Не так давно в Сарыаркинском районном суде №2 закончилось разбирательство дела о массовой драке в Астане. Одному из участников конфликта назначили наказание - три года ограничения свободы, но в целом подсудимые примирились с потерпевшими. Мы обратили внимание на один интересный момент: в ходе судебного разбирательства председательствующий судья Наби Пазылов предположил, что, возможно, стоит рассмотреть действия потерпевшего с точки зрения виктимологии, то есть проанализировать, как поведение человека повлияло на то, что в итоге он стал потерпевшим. Об этом и многом другом мы решили побеседовать с самим Пазыловым.
- Часто ли в вашей практике встречается, что потерпевший как-то способствовал тому, чтобы таковым стать?
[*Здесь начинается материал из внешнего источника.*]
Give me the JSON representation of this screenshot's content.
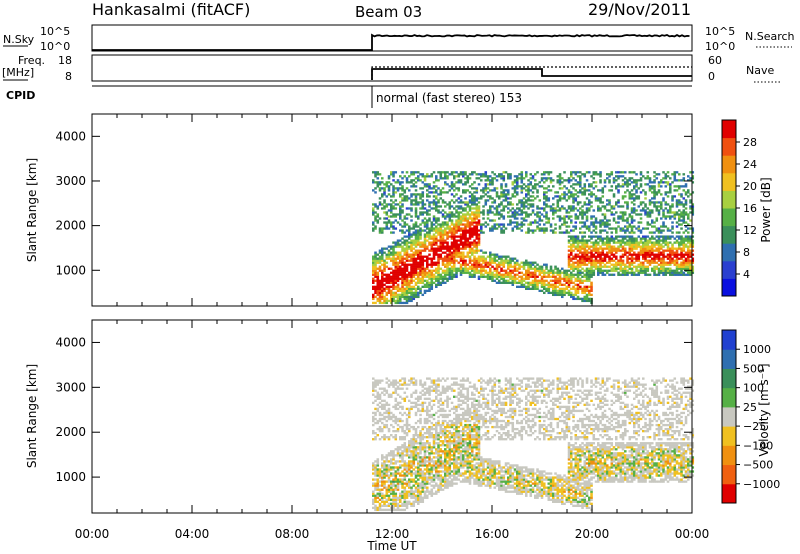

- У нас в криминологии есть раздел - виктимология, он изучает поведение жертвы. Например, как получилось, что завязалась драка и кто был ее инициатором, как сами повели себя потерпевшие - вот это и есть виктимология. Часто бывает, что поведение потерпевших неправомерное, то есть, когда они сами провоцируют конфликт. Такое у меня было в практике. Представьте злачное заведение. Там есть некая прослойка людей, которая на постоянной основе в этом заведении находится. И вот они так привыкли к своей среде, что когда приходит кто-то чужой и каким-то образом задевает, так скажем, местных, начинается конфликт, который перерастает в драку, появляются жертвы. Иными словами, была групповая драка, но потом выяснилось, что в принципе потерпевший сам ее спровоцировал. Тут очень тонкая грань, когда подсудимый и его защита преподносят так, что драка была необходимой, что он якобы был вынужден в нее вступить. Здесь трудно определить эту грань.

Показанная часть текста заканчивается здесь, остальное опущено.